NFL Legend Tom Brady Has 'Definitely' Invested in Crypto

The seven-time Super Bowl champion says he doesn’t see crypto going away. However, he didn’t say which coins he owns.

May 28, 2021 at 12:00 a.m. UTC
Updated Sep 14, 2021 at 1:03 p.m. UTC

Tom Brady has “definitely” gotten involved in investing in the cryptocurrency market, the seven-time Super Bowl champion said Thursday.

“I'm a big believer in [crypto],” Brady said in a pre-recorded video interview with FTX  founder Sam Bankman-Fried. He did not share any specific details about which crypto assets he’s invested in.

The Tampa Bay Buccaneers quarterback only recently entered the public crypto sphere, launching non-fungible token (NFT) platform Autograph last month and changing his Twitter profile picture to the bitcoin laser eyes meme shortly after.

“In my understanding, it was really a vote of confidence to really get into the conversation as I'm such a big believer in crypto, and where things are heading in the world,” Brady said.

But Brady, who won six of his Super Bowl titles with the New England Patriots of the U.S. National Football League before signing with Tampa Bay, said he’s been discussing cryptocurrency for far longer than just the past month. And when asked whether he had “gotten involved with any investing in crypto,” Brady said, “I definitely have.”

“In our quarterback room, one of my coaches has been on it for eight, nine months. So we talk about it basically every day, the prices of the different tokens, how the space is doing,” Brady said. 

He compared his embrace of the crypto space to his approach to health and wellness.

“I've been someone who decided to treat my body differently than the way that everyone else treated it,” said Brady, who also runs his own health business.

NFL players’ BTC embrace

However, Brady does not anticipate being paid in crypto the way his peers have sought. Free agent offensive tackle Russell Okung, free agent tight end Sean Culkin and free agent quarterback Matt Barkley have all sought to get their salaries in bitcoin. 

While a member of the Carolina Panthers, Okung secured an arrangement where the Panthers would send half of his salary to crypto startup Zap, which would convert it to BTC.

Culkin later secured a similar deal while on the Kansas City Chiefs but was cut shortly thereafter. No National Football League player has been paid directly in crypto by his team to date.

“At the end of the day, technically that can’t happen, [teams] can’t pay their athletes [in bitcoin], what they pay is in dollars,” Brady said. “But I mean, how you invest your money? Absolutely. So I definitely think there'll be more solutions as this is more widely adopted in all areas of our lives.”

‘Emerging markets’

For Brady, crypto’s value proposition is that markets are being disrupted and the nascent asset class may well be here to stay.
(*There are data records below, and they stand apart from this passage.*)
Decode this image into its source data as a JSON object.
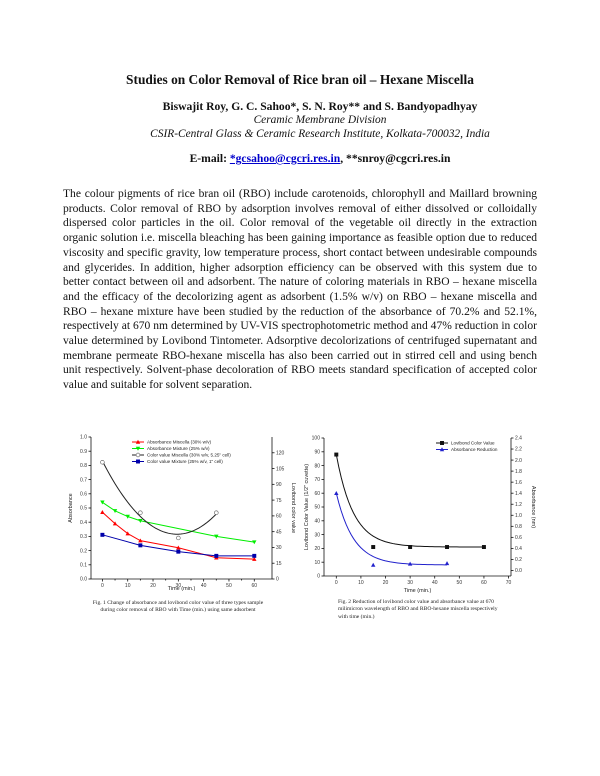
{
  "paper": {
    "title": "Studies on Color Removal of Rice bran oil – Hexane Miscella",
    "authors": "Biswajit Roy, G. C. Sahoo*, S. N. Roy** and S. Bandyopadhyay",
    "division": "Ceramic Membrane Division",
    "institute": "CSIR-Central Glass & Ceramic Research Institute, Kolkata-700032, India",
    "email_label": "E-mail: ",
    "email_1": "*gcsahoo@cgcri.res.in",
    "email_sep": ", ",
    "email_2": "**snroy@cgcri.res.in",
    "abstract": "The colour pigments of rice bran oil (RBO) include carotenoids, chlorophyll and Maillard browning products. Color removal of RBO by adsorption involves removal of either dissolved or colloidally dispersed color particles in the oil. Color removal of the vegetable oil directly in the extraction organic solution i.e. miscella bleaching has been gaining importance as feasible option due to reduced viscosity and specific gravity, low temperature process, short contact between undesirable compounds and glycerides. In addition, higher adsorption efficiency can be observed with this system due to better contact between oil and adsorbent. The nature of coloring materials in RBO – hexane miscella and the efficacy of the decolorizing agent as adsorbent (1.5% w/v) on RBO – hexane miscella and RBO – hexane mixture have been studied by the reduction of the absorbance of 70.2% and 52.1%, respectively at 670 nm determined by UV-VIS spectrophotometric method and 47% reduction in color value determined by Lovibond Tintometer. Adsorptive decolorizations of centrifuged supernatant and membrane permeate RBO-hexane miscella has also been carried out in stirred cell and using bench unit respectively. Solvent-phase decoloration of RBO meets standard specification of accepted color value and suitable for solvent separation."
  },
  "chart_data": [
    {
      "type": "line",
      "caption": "Fig. 1 Change of absorbance and lovibond color value of three types sample during color removal of RBO with Time (min.) using same adsorbent",
      "xlabel": "Time (min.)",
      "ylabel": "Absorbance",
      "y2label": "Lovibond color value",
      "xlim": [
        -4.5,
        67
      ],
      "ylim": [
        0,
        1.0
      ],
      "y2lim": [
        0,
        135
      ],
      "xticks": [
        0,
        10,
        20,
        30,
        40,
        50,
        60
      ],
      "yticks": [
        0.0,
        0.1,
        0.2,
        0.3,
        0.4,
        0.5,
        0.6,
        0.7,
        0.8,
        0.9,
        1.0
      ],
      "y2ticks": [
        0,
        15,
        30,
        45,
        60,
        75,
        90,
        105,
        120
      ],
      "legend": "top-right",
      "grid": false,
      "series": [
        {
          "name": "Absorbance Miscella (30% w/v)",
          "axis": "left",
          "color": "#ff0000",
          "marker": "triangle-up",
          "x": [
            0,
            5,
            10,
            15,
            30,
            45,
            60
          ],
          "y": [
            0.47,
            0.39,
            0.32,
            0.27,
            0.22,
            0.15,
            0.14
          ]
        },
        {
          "name": "Absorbance Mixture (25% w/v)",
          "axis": "left",
          "color": "#00ee00",
          "marker": "triangle-down",
          "x": [
            0,
            5,
            10,
            15,
            45,
            60
          ],
          "y": [
            0.54,
            0.48,
            0.44,
            0.41,
            0.3,
            0.26
          ]
        },
        {
          "name": "Color value Miscella (30% w/v, 5.25\" cell)",
          "axis": "right",
          "color": "#222222",
          "marker": "open-circle",
          "fit": "polynomial",
          "x": [
            0,
            15,
            30,
            45
          ],
          "y": [
            111,
            63,
            39,
            63
          ]
        },
        {
          "name": "Color value Mixture (25% w/v, 1\" cell)",
          "axis": "right",
          "color": "#0000aa",
          "marker": "square",
          "x": [
            0,
            15,
            30,
            45,
            60
          ],
          "y": [
            42,
            32,
            26,
            22,
            22
          ]
        }
      ]
    },
    {
      "type": "line",
      "caption": "Fig. 2 Reduction of lovibond color value and absorbance value at 670 milimicron wavelength of RBO and RBO-hexane miscella respectively with time (min.)",
      "xlabel": "Time (min.)",
      "ylabel": "Lovibond Color Value (1/2\" cuvette)",
      "y2label": "Absorbance (nm)",
      "xlim": [
        -5,
        71
      ],
      "ylim": [
        0,
        100
      ],
      "y2lim": [
        -0.1,
        2.4
      ],
      "xticks": [
        0,
        10,
        20,
        30,
        40,
        50,
        60,
        70
      ],
      "yticks": [
        0,
        10,
        20,
        30,
        40,
        50,
        60,
        70,
        80,
        90,
        100
      ],
      "y2ticks": [
        0.0,
        0.2,
        0.4,
        0.6,
        0.8,
        1.0,
        1.2,
        1.4,
        1.6,
        1.8,
        2.0,
        2.2,
        2.4
      ],
      "legend": "top-right",
      "grid": false,
      "series": [
        {
          "name": "Lovibond Color Value",
          "axis": "left",
          "color": "#111111",
          "marker": "square",
          "fit": "exponential",
          "x": [
            0,
            15,
            30,
            45,
            60
          ],
          "y": [
            88,
            21,
            21,
            21,
            21
          ]
        },
        {
          "name": "Absorbance Reduction",
          "axis": "right",
          "color": "#2222cc",
          "marker": "triangle-up",
          "fit": "exponential",
          "x": [
            0,
            15,
            30,
            45
          ],
          "y": [
            1.4,
            0.1,
            0.12,
            0.13
          ]
        }
      ]
    }
  ]
}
“We’re learning more and more about these emerging markets,” he said. “I don’t think it’s going anywhere. … The world is changing. ...  And you can be ahead of the curve or behind it, and I'm choosing to be ahead of it.”

Bankman-Fried, who, through FTX, recently bought the naming rights to the stadium where the National Basketball Association's Miami Heat plays, said it’s difficult for people who are “glued to the screen looking at price action” to look away, but he advises traders to do so anyway.

“If the only reason you’re in crypto is because you think prices are going to go up, that’s, OK, I mean, you know, so be it,” he said, adding:

“But … sometimes [prices] go down and that sucks, but if a lot of what you’re coming from is the perspective of, ‘Look, here’s why I think crypto can be really cool and here are the problems I think you can solve’ … I think that’s a good time to take a step back.”

Brady’s NFT play

NFTs may represent the “next generation of interaction between celebrities” and brands with their fans, Brady said. 

He said he launched Autograph to be a part of the crypto community, and make it easier for celebrities or popular brands to create collectibles for their current fans. 

“When I was a kid, I was a big baseball card collector. Understanding that the kids now in the digital age, you know, are going to want so many things at their disposal on their devices, it's a great opportunity to be involved in that for unique collectibles, but really to provide great experiences for different fans and collectors,” Brady said.

The wide-ranging conversation capped off CoinDesk’s Consensus 2021 event and was moderated by FTX.US COO Sina Nader.